In the literature, studies involving physicians’ opinions on the tasks of other healthcare professionals in evaluating the smoking habits of applicants are limited. In a study, 87% of the physicians agree that healthcare professionals should regularly advise their patients who smoke to quit smoking.16
To ensure that stop smoking interventions become standard nursing practice, there is a need to improve nurses’ attitudes towards their contribution to the patients’ stop smoking initiatives.26
The study was designed based on a short clinical interview model that we used in our clinic. This provided the opportunity to obtain systematic and near-complete information on the evaluation of patients’ smoking behavior. The inclusion of nurses in FHCs into the study is one of its strengths as well. Our study, which we think is the first in our country on this subject, has revealed important results for developing a team approach in the struggle against tobacco use, and has been a guide for future research. Considering that participation in survey studies is generally low, the high level of participation in our study is important for generalizing the results to the related population.

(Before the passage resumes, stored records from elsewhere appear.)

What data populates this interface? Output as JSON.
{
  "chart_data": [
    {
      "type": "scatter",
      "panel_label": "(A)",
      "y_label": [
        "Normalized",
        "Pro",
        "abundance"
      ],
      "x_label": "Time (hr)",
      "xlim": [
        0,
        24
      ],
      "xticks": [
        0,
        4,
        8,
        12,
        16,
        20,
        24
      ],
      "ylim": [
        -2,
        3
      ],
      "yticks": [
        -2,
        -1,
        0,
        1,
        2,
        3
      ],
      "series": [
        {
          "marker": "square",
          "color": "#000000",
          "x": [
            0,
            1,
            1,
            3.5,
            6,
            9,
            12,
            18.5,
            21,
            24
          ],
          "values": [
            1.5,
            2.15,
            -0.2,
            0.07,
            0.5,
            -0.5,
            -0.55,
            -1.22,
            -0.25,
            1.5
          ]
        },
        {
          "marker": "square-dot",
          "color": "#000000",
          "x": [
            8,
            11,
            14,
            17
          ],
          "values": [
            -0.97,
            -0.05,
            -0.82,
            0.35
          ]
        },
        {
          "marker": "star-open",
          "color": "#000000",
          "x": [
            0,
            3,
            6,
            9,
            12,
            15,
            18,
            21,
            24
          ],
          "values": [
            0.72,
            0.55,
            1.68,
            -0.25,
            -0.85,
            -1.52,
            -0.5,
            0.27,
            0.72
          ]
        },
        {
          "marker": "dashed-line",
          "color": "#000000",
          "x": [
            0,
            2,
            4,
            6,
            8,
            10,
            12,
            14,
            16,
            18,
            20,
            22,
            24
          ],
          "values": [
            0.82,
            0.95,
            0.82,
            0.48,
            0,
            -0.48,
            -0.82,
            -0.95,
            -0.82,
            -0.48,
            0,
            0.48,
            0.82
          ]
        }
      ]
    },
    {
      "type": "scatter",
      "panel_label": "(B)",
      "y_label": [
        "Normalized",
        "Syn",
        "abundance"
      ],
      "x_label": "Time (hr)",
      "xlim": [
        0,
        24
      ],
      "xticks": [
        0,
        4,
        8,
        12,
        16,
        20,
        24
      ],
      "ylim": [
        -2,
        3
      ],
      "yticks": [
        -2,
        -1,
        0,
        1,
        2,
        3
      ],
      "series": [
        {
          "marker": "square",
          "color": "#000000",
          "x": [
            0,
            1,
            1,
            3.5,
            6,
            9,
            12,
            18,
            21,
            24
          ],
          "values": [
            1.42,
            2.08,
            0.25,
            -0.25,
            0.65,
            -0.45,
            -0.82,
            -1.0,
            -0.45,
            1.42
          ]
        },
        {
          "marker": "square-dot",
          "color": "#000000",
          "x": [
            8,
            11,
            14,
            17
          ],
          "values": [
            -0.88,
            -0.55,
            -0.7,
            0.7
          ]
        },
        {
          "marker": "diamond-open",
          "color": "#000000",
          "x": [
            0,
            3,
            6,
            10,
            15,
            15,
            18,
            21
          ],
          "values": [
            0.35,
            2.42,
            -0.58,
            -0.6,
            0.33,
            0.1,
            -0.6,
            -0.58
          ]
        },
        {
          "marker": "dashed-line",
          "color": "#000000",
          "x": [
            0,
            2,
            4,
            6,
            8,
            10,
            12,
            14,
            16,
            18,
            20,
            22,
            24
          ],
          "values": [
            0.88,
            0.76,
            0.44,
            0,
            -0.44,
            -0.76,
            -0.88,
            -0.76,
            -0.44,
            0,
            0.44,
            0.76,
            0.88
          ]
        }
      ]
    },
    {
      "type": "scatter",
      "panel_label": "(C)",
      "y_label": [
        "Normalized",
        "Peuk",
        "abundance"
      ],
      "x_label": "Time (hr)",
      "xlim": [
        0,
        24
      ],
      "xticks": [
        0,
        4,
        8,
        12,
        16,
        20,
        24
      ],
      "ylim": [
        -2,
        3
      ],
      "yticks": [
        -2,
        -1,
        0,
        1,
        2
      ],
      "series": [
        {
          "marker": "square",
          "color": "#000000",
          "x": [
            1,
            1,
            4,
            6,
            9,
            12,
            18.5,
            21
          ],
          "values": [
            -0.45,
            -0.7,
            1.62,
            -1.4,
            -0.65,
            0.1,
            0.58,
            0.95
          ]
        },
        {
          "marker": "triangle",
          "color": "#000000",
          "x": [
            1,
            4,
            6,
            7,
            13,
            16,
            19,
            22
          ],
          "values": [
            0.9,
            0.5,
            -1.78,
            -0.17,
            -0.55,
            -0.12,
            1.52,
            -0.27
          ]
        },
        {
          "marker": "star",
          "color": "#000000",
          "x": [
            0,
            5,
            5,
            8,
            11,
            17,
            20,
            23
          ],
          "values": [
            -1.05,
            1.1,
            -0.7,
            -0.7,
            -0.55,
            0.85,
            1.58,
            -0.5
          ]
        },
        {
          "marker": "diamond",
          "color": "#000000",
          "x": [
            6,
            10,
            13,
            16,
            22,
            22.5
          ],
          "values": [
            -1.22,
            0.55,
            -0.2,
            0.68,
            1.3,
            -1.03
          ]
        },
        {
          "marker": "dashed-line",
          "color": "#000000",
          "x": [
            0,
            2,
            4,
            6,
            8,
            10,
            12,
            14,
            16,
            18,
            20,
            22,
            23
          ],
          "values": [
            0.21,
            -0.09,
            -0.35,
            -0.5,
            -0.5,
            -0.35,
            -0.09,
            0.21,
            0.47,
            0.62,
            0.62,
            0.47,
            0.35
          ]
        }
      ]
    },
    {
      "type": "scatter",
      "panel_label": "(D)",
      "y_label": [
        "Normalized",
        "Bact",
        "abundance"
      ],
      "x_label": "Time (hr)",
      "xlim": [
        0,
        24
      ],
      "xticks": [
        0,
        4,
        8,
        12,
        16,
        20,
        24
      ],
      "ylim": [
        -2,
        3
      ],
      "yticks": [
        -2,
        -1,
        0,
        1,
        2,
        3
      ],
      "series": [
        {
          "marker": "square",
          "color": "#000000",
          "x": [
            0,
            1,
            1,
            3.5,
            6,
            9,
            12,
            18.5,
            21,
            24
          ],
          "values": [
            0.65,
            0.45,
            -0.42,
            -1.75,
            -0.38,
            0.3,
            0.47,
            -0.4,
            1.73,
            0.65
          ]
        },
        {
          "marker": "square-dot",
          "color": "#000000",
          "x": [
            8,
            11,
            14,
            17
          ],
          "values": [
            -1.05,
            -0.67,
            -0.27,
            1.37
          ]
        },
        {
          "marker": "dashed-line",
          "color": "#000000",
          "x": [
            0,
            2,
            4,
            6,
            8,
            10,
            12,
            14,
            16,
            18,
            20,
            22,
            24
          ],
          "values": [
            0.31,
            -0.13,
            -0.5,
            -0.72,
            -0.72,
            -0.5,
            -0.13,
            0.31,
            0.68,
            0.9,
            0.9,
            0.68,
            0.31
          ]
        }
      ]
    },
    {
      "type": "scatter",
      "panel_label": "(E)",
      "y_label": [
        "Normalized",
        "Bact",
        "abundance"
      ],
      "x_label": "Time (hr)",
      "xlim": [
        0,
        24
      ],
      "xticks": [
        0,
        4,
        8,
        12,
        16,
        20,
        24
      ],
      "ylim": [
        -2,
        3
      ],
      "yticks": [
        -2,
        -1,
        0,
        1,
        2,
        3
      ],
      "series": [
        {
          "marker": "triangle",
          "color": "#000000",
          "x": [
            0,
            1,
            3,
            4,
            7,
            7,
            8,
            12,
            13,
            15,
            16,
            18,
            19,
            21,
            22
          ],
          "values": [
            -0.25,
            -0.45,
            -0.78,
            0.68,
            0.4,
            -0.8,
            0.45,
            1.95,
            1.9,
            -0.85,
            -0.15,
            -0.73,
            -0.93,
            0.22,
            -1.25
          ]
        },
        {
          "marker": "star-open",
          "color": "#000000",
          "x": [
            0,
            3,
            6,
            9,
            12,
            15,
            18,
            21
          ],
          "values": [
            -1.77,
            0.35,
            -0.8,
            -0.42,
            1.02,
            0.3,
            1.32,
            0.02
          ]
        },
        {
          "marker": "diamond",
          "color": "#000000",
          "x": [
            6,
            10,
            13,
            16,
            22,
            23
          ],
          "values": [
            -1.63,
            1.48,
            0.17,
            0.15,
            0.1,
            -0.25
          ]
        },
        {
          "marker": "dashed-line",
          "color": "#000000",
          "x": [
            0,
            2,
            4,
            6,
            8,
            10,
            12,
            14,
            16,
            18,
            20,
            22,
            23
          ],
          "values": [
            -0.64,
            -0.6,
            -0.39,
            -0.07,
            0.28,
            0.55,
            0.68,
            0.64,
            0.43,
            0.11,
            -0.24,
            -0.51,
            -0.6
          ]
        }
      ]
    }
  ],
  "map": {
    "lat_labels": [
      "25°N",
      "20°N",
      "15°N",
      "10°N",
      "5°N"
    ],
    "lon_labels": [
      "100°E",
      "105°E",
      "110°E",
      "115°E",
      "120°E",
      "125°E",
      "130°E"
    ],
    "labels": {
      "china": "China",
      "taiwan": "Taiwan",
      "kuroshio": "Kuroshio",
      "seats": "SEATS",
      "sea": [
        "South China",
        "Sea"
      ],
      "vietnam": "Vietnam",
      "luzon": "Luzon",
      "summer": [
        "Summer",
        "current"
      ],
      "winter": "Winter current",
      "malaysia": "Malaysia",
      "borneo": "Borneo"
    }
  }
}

Study data were self-reported. Although their statements about their attitudes are considered to be more realistic, the participants may have overestimated their own practices. Because the study has been carried out only in the central district of Aydın, its results should be carefully generalized.
CONCLUSION
Our study results have revealed that the positive attitudes of family physicians are not fully reflected in practice, and that nurses generally do not adopt responsibilities related to evaluating patients’ smoking habits, despite their efforts to improve practices. The most important reason for this seems to be that primary care professionals do not see themselves as competent due to lack of training. There is a need for new studies on qualitative methodology to better understand the attitudes and practices of family physicians and nurses in evaluating patients’ smoking behaviors.